Como médica em uma unidade de tratamento da Covid-19, celebro as vacinas como um dos maiores triunfos da medicina.  Elas fornecem proteção extraordinária contra doenças graves e morte, e são a melhor opção do mundo para retornar a uma vida mais normal.

Como cientista e investigadora principal de um estudo sobre a imunidade da Covid-19, também passei a apreciar a importância da chamada imunidade natural adquirida por aqueles que tiveram Covid-19 e o poder da “imunidade híbrida” – a proteção  de ganhos quando essas pessoas também são vacinadas.

Embora o conceito de imunidade natural muitas vezes tenha sido mal utilizado por pessoas que se opõem às prescrições de vacinas, as autoridades de saúde pública e os cientistas devem estar abertos às evidências.

A pesquisa, incluindo o estudo da minha equipe sobre as respostas imunológicas de quase 2.150 profissionais de saúde na Suécia após a infecção com SARS-CoV-2 – o vírus que causa Covid-19 – e vacinação, sugere que a proteção obtida com a infecção é duradoura e  que pode ser significativamente reforçado por uma única dose da vacina Covid-19.

Essas percepções devem ser levadas em consideração nas políticas de vacinas.  Por exemplo, os mandatos de vacinas e passaportes devem fazer exceções ou acomodações para pessoas que já tiveram Covid-19?  As crianças que foram infectadas devem receber duas doses de vacina quando podem estar bem protegidas com uma?  Essas são apenas algumas das perguntas que os cientistas e formuladores de políticas de vacinas deveriam fazer.

A infecção, como a vacinação, treina o sistema imunológico para lutar contra as doenças.  Em ambos os casos, os anticorpos são produzidos por células conhecidas como células B de memória, que ajudam a prevenir infecções.  As células T de memória, então, suportam a produção de anticorpos e controlam uma infecção matando as células infectadas.

Mas a imunidade fornecida por uma infecção versus uma vacinação difere de muitas maneiras.  Por exemplo, uma vacina Covid-19 ensina o sistema imunológico a atingir uma parte específica do vírus, a proteína spike, ao longo de algumas horas ou dias.  Quando as pessoas são infectadas com SARS-CoV-2, seu sistema imunológico fica exposto a todo o vírus por vários dias ou semanas.  Isso fornece ao sistema imunológico um tempo significativo para construir uma defesa abrangente, caso a pessoa infectada sobreviva.  Essas distinções resultam em uma imunidade mais ampla para as pessoas infectadas em relação às vacinadas.
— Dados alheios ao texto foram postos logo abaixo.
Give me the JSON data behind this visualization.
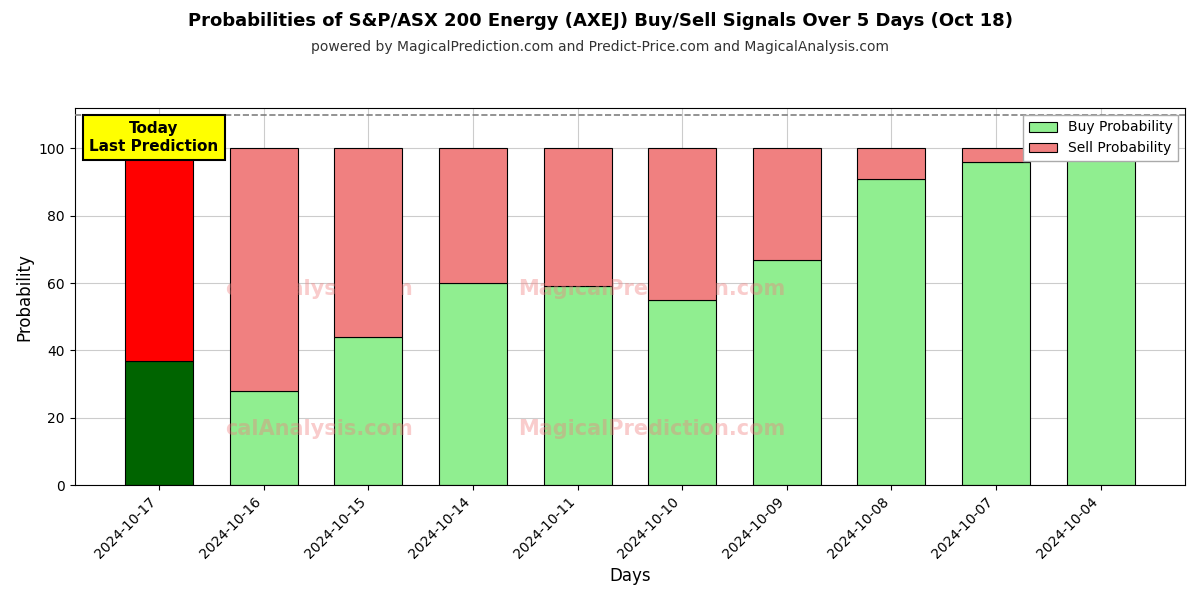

As células imunológicas que uma pessoa desenvolve após a infecção também continuam a evoluir para se tornarem mais potentes e diversificadas.  Depois que uma pessoa que já foi infectada também é vacinada contra Covid-19, essas células são despertadas e começam a gerar anticorpos que podem ajudar a combater novas variantes.  Isso é o que os cientistas chamam de imunidade híbrida.
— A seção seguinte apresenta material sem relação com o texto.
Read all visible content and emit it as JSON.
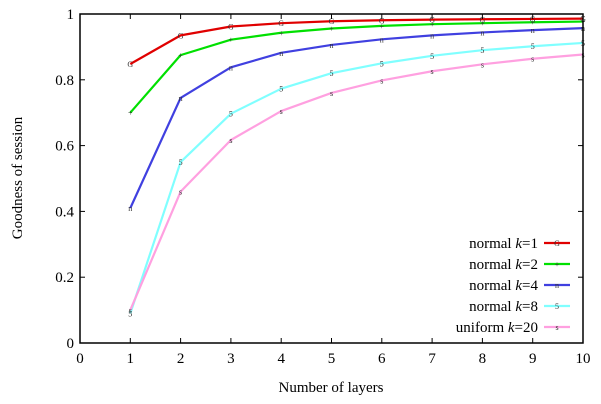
{
  "chart_data": {
    "type": "line",
    "title": "",
    "xlabel": "Number of layers",
    "ylabel": "Goodness of session",
    "xlim": [
      0,
      10
    ],
    "ylim": [
      0,
      1
    ],
    "xticks": [
      "0",
      "1",
      "2",
      "3",
      "4",
      "5",
      "6",
      "7",
      "8",
      "9",
      "10"
    ],
    "yticks": [
      "0",
      "0.2",
      "0.4",
      "0.6",
      "0.8",
      "1"
    ],
    "x": [
      1,
      2,
      3,
      4,
      5,
      6,
      7,
      8,
      9,
      10
    ],
    "grid": false,
    "legend_position": "bottom-right",
    "series": [
      {
        "name": "normal k=1",
        "legend_prefix": "normal ",
        "legend_var": "k",
        "legend_suffix": "=1",
        "color": "#e00000",
        "values": [
          0.848,
          0.935,
          0.962,
          0.972,
          0.978,
          0.981,
          0.983,
          0.984,
          0.985,
          0.986
        ]
      },
      {
        "name": "normal k=2",
        "legend_prefix": "normal ",
        "legend_var": "k",
        "legend_suffix": "=2",
        "color": "#00e000",
        "values": [
          0.7,
          0.875,
          0.922,
          0.943,
          0.956,
          0.964,
          0.969,
          0.972,
          0.975,
          0.977
        ]
      },
      {
        "name": "normal k=4",
        "legend_prefix": "normal ",
        "legend_var": "k",
        "legend_suffix": "=4",
        "color": "#4040e0",
        "values": [
          0.41,
          0.745,
          0.838,
          0.882,
          0.906,
          0.923,
          0.935,
          0.944,
          0.951,
          0.957
        ]
      },
      {
        "name": "normal k=8",
        "legend_prefix": "normal ",
        "legend_var": "k",
        "legend_suffix": "=8",
        "color": "#80ffff",
        "values": [
          0.09,
          0.55,
          0.697,
          0.773,
          0.82,
          0.85,
          0.873,
          0.89,
          0.902,
          0.912
        ]
      },
      {
        "name": "uniform k=20",
        "legend_prefix": "uniform ",
        "legend_var": "k",
        "legend_suffix": "=20",
        "color": "#ffa0e0",
        "values": [
          0.1,
          0.46,
          0.617,
          0.705,
          0.76,
          0.798,
          0.826,
          0.847,
          0.864,
          0.877
        ]
      }
    ],
    "marker_glyphs": [
      "G",
      "+",
      "n",
      "5",
      "s"
    ]
  }
}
Ninguém deve tentar fazer com que a Covid-19 obtenha a proteção da chamada imunidade natural.  Mesmo uma infecção leve acarreta o risco de problemas de saúde sérios a longo prazo.

Mas há situações em que a infecção anterior por Covid-19 de alguém deve ser levada em consideração para as políticas de vacinas, e alguns países já estão fazendo isso.

No final de setembro, 14 países europeus – incluindo França, Alemanha, Itália e Espanha – recomendavam que as pessoas sem condições de saúde subjacentes que já foram infectadas recebessem uma dose de uma vacina (para vacinas com esquema de duas doses).  Israel oferece um “passe verde” temporário, um passaporte de imunidade, para pessoas que se recuperaram da Covid-19 nos últimos seis meses, independentemente de seu status de vacinação.  A União Europeia permite viagens entre estados membros se os cidadãos ou residentes tiverem um teste PCR positivo mostrando que se recuperaram da Covid-19 nos últimos 180 dias.  A Grã-Bretanha também aceita a prova de um resultado positivo do teste Covid-19 dentro de 180 dias para seu Covid Pass.

Mas essas são exceções;  muitos países ainda recomendam duas doses de vacina Covid-19 para todos e emitem mandatos de vacinas que não fazem exceção para pessoas que já tiveram Covid-19 anteriormente.

A justificativa por trás dessas recomendações gerais é que nem todos desenvolvem uma forte resposta imunológica após a infecção.  E os dados mostram que, embora a chamada imunidade natural possa durar muito tempo – possivelmente até um ano – a duração varia com base em fatores como a idade da pessoa, condições médicas e gravidade da doença.

Mas os estudos também sugerem que as pessoas saudáveis que tiveram anteriormente Covid-19 exibem níveis iguais ou mais altos de respostas imunológicas após uma dose da vacina, em comparação com pessoas com duas doses e nenhuma infecção anterior.  Pessoas com imunidade híbrida também não parecem ganhar muito mais imunidade com uma segunda dose, o que sugere que uma segunda dose pode não ser necessária para eles (embora reforços futuros ainda possam ser necessários).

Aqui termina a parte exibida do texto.